For the most part the final product presented operates exactly how we expected it. Improvements can be achieved through further calibration of the Object avoidance code, and a potential addition of a person location memory, so that if the robot loses sight of the person, it can smartly relocate them.

However, the project faces major hardware limitations. Though the person/facial recognition and object avoidance codes work as intended, the runtime of the person/facial recognition code causes significant lag in the simulation. As of now, the only way for us to gather reasonable results is to slow down the simulation to 1% speed compared to real time. Though this is mostly a hardware limitation, as testing of the code on computers outside of the virtual environment for which we simulated on, garners us equal, if not better, results in real time as opposed to .1% time.
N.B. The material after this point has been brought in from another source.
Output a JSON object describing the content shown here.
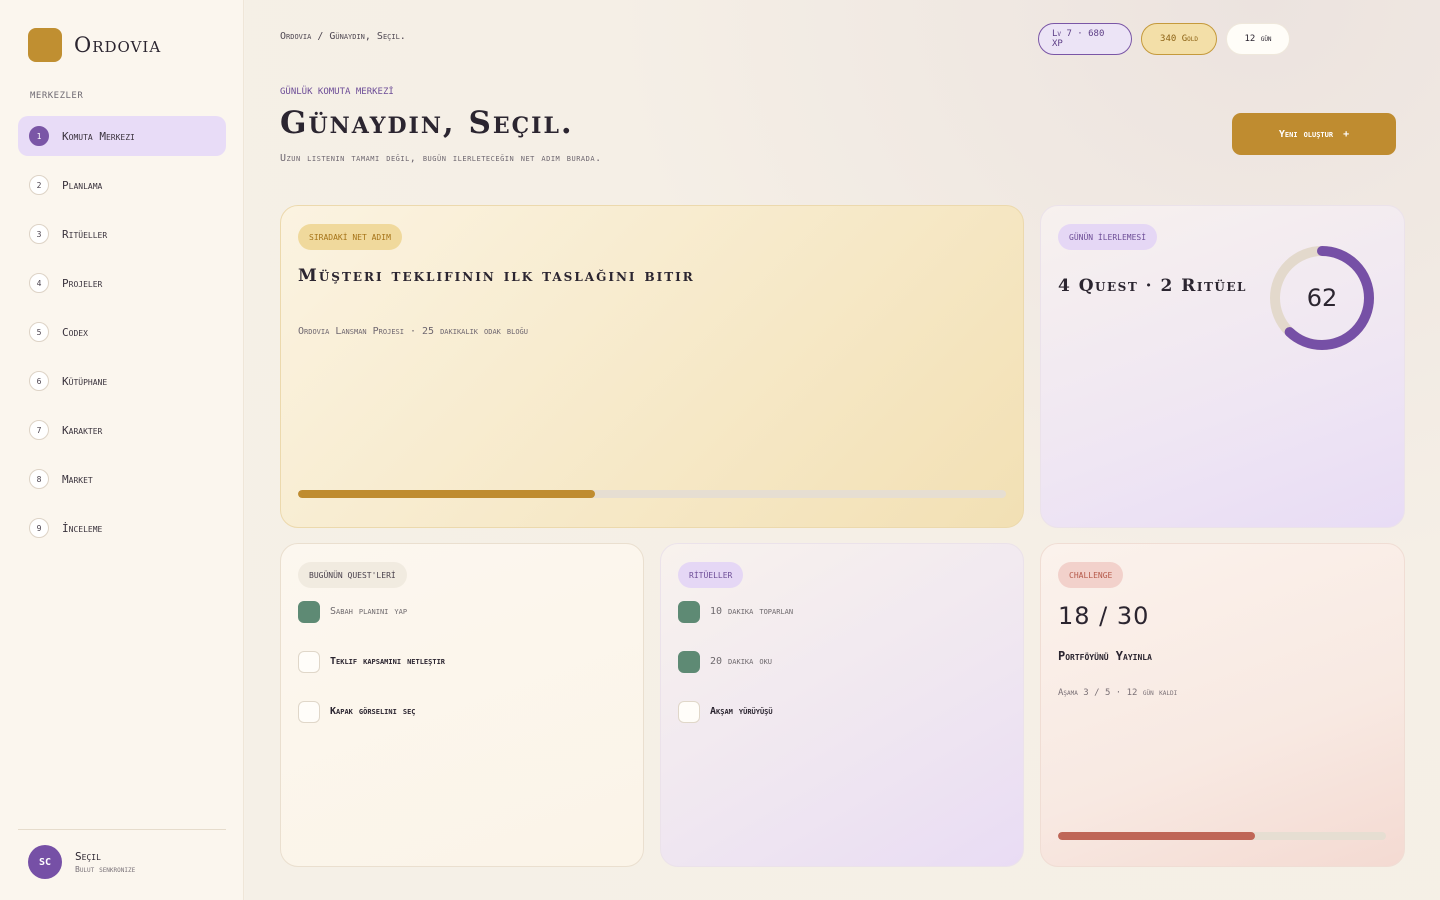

In order to have the program to run in real time, it would be necessary to run the person/facial detection model on a GPU during runtime. The model used has over 5 million parameters and would benefit significantly from the parellelization that GPUs have to offer. Running the model on an Nvidia RTX 2070 super achieves a frame rate of roughly 15-20 frames per second, which would be ideal for this project.

Teamwork

Contributers

Nathan Cai

Adam Ring

Final Thoughts

This project proved a challenge not only in robotics programming, but also in Gazebo configuration, code deployment, web development, and making compromizes. Our initial direction with this project was to use simple OpenCV detection for facial detection and person recognition. However this initially proved to be unsuccessful due to both the limitations of OpenCV and the inaccuracy of the models used. The challenge that we needed to overcome was to find a model for detection that would be concise, yet generalizable outside of Gazebo if we were to implement this program with a real Turtlebot3 waffle. Once we developed the best model for person and face recognition, the challenge became how we would deploy the model and implement the obstacle avoidance in Gazebo. This proved to be even more of a challenge, however we eventually were able to reach the compromize of slowing down the simulation and recording it over a period of time to see the results. If we had more time with this project, we would attempt deployment with a real Turtlebot3 Waffle and run the code using a system with an integrated GPU.